Post by cassandro on Oct 4, 2022 8:26:01 GMT
A quick(?) update on me. I saw the psychiatrist last week and he switched me from the methylphenidate XL to lisdexamphetamine. This seems to have an effect before I started taking the medication, and I got a fair amount done just because the meeting had moved me on mentally.
It wasn't that the psychiatrist was particularly encouraging, but I probably asked good questions about support (see IAPT even though they have no ADHD experience), lifestyle (exercise and the usual that I'm already doing) and 'tricks'. He didn't have much to say on that beyond keeping a diary. So in a way that lack of information helped simplify things. I'm continually disappointed by not having done what I intended to do, so just need to take things a day at a time.
I try to make lists and they end up too long, including things I should have done weeks ago. I try to put motivating things on a whiteboard but make it overcomplicated. And reminders on computer and phone are all very well, but both are intensely distracting - I actually want BBC News and SIgnal popups but they each need attention when I unlock the phone, and completely forget what it was I needed to look up to do the main task. The psychiatrist mentioned memory and agreed that it's specifically a problem with 'prospective memory', remembering what to do when - my long-term memory is good, my short-term average, my memory for intention dreadful.
So the last few days I've taken to writing my to-do list on the palm of my left hand.
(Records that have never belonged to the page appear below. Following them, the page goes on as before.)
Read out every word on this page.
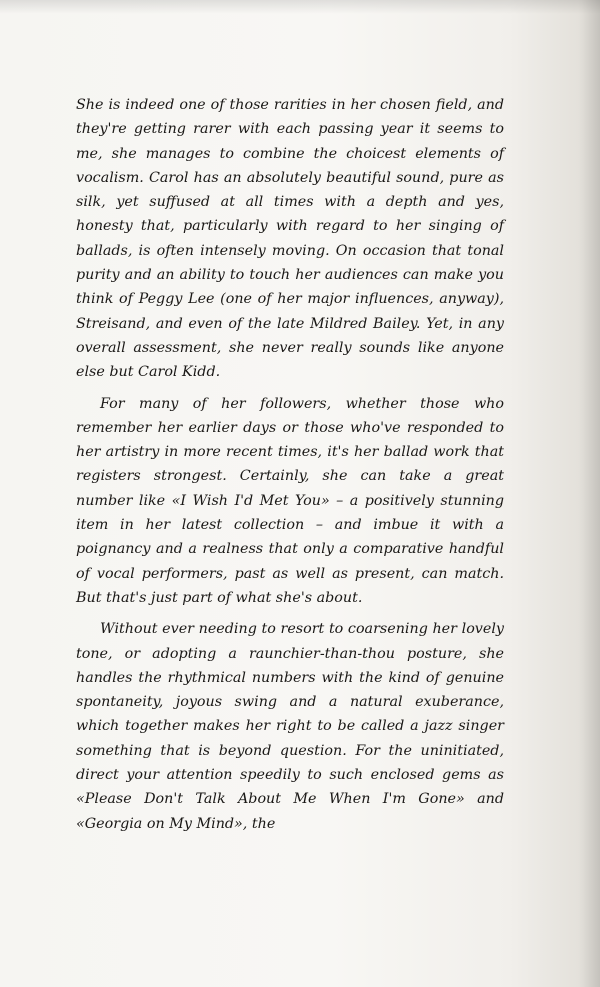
She is indeed one of those rarities in her chosen field, and they're getting rarer with each passing year it seems to me, she manages to combine the choicest elements of vocalism. Carol has an absolutely beautiful sound, pure as silk, yet suffused at all times with a depth and yes, honesty that, particularly with regard to her singing of ballads, is often intensely moving. On occasion that tonal purity and an ability to touch her audiences can make you think of Peggy Lee (one of her major influences, anyway), Streisand, and even of the late Mildred Bailey. Yet, in any overall assessment, she never really sounds like anyone else but Carol Kidd.

For many of her followers, whether those who remember her earlier days or those who've responded to her artistry in more recent times, it's her ballad work that registers strongest. Certainly, she can take a great number like «I Wish I'd Met You» – a positively stunning item in her latest collection – and imbue it with a poignancy and a realness that only a comparative handful of vocal performers, past as well as present, can match. But that's just part of what she's about.

Without ever needing to resort to coarsening her lovely tone, or adopting a raunchier-than-thou posture, she handles the rhythmical numbers with the kind of genuine spontaneity, joyous swing and a natural exuberance, which together makes her right to be called a jazz singer something that is beyond question. For the uninitiated, direct your attention speedily to such enclosed gems as «Please Don't Talk About Me When I'm Gone» and «Georgia on My Mind», the
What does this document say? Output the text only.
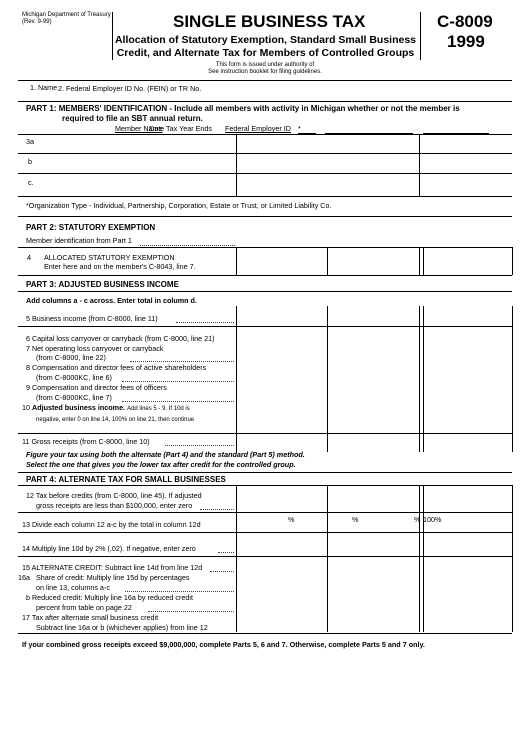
Michigan Department of Treasury
(Rev. 9-99)	SINGLE BUSINESS TAX
Allocation of Statutory Exemption, Standard Small Business
Credit, and Alternate Tax for Members of Controlled Groups
This form is issued under authority of
See instruction booklet for filing guidelines.
C-8009
1999
1. Name 2. Federal Employer ID No. (FEIN) or TR No.
PART 1: MEMBERS' IDENTIFICATION - Include all members with activity in Michigan whether or not the member is
required to file an SBT annual return.
Member Name
Date Tax Year Ends Federal Employer ID *
3a
b
c.
*Organization Type - Individual, Partnership, Corporation, Estate or Trust, or Limited Liability Co.
PART 2: STATUTORY EXEMPTION
Member identification from Part 1
4 ALLOCATED STATUTORY EXEMPTION
Enter here and on the member's C-8043, line 7.
PART 3: ADJUSTED BUSINESS INCOME
Add columns a - c across. Enter total in column d.
5 Business income (from C-8000, line 11)
6 Capital loss carryover or carryback (from C-8000, line 21)
7 Net operating loss carryover or carryback
(from C-8000, line 22)
8 Compensation and director fees of active shareholders
(from C-8000KC, line 6)
9 Compensation and director fees of officers
(from C-8000KC, line 7)
10 Adjusted business income. Add lines 5 - 9. If 10d is
negative, enter 0 on line 14, 100% on line 21, then continue
11 Gross receipts (from C-8000, line 10)
Figure your tax using both the alternate (Part 4) and the standard (Part 5) method.
Select the one that gives you the lower tax after credit for the controlled group.
PART 4: ALTERNATE TAX FOR SMALL BUSINESSES
12 Tax before credits (from C-8000, line 45). If adjusted
gross receipts are less than $100,000, enter zero
13 Divide each column 12 a-c by the total in column 12d
%	%	% 100%
14 Multiply line 10d by 2% (.02). If negative, enter zero
15 ALTERNATE CREDIT: Subtract line 14d from line 12d
16a Share of credit: Multiply line 15d by percentages
on line 13, columns a-c
b Reduced credit: Multiply line 16a by reduced credit
percent from table on page 22
17 Tax after alternate small business credit
Subtract line 16a or b (whichever applies) from line 12
If your combined gross receipts exceed $9,000,000, complete Parts 5, 6 and 7. Otherwise, complete Parts 5 and 7 only.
That is always with me wherever I go, I don't never need to hunt to find it or get distracted by it, it has a limited capacity for four items which is manageable, and it is time-limited to that day, encouraging me to refresh it by writing the important points again and so focussing my mind. At least, that's the theory.
Does anyone else do something similar writing on hands, and does it help?
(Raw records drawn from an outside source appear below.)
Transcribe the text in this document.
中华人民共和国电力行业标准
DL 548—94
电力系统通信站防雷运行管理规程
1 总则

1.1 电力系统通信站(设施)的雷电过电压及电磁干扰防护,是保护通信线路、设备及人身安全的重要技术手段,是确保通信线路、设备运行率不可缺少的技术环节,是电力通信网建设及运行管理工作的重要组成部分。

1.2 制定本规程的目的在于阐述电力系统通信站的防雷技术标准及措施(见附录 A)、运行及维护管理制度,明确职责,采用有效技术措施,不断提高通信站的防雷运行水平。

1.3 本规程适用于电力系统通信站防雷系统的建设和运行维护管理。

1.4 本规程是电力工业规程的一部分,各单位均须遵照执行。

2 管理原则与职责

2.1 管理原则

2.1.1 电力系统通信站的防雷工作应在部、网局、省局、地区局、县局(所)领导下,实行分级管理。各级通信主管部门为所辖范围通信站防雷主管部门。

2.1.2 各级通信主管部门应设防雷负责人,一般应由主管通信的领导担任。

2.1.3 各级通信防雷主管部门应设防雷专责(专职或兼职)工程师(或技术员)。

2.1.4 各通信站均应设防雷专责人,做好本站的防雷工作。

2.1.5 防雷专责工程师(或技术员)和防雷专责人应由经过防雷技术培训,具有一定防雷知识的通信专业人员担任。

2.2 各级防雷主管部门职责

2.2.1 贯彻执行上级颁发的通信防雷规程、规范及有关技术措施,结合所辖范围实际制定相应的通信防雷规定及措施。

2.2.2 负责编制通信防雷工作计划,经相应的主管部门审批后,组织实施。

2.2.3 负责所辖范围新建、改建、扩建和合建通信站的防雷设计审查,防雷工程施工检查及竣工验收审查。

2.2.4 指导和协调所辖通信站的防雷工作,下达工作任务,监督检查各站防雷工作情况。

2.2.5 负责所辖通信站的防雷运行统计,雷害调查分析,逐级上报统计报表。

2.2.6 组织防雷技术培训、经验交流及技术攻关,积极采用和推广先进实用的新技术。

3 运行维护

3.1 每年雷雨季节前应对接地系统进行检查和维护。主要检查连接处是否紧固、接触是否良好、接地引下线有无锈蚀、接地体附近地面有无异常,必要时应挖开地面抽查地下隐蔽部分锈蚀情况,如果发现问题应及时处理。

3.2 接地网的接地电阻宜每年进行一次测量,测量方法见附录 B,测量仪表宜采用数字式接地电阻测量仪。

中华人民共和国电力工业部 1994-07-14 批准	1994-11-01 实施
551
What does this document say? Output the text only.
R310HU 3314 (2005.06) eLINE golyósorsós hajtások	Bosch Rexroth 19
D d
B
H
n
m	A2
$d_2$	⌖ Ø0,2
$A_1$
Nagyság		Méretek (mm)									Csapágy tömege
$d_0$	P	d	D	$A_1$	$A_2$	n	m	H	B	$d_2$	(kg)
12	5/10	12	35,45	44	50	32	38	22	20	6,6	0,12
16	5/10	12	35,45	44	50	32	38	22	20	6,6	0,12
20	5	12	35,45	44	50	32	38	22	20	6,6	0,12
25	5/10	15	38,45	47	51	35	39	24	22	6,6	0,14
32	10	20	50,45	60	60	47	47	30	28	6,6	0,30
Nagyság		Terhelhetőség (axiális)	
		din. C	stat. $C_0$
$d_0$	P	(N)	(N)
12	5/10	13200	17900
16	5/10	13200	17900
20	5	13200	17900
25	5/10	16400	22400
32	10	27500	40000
Separate point: Also, I get a bit disappointed when I carry tasks forward, things I've been meaning to do for weeks or months. As someone else pointed out, it's not just procrastination, but distraction and the way other things take priority and attention. I may also have little confidence about my ability to do them, which the diagnosis itself doesn't help with. I'd hope that somehow these unscheduled, non-urgent tasks bubble to the top at appropriate moments. Very occasionally they do and I can tick something off the list. Or I can imagine a system where one day a week I am reminded to do one thing off the 'long-term' list. Naturally, there are immediate things needing responses, and housework and grocery shopping and so on, but do these leave too small a space for long-term objectives?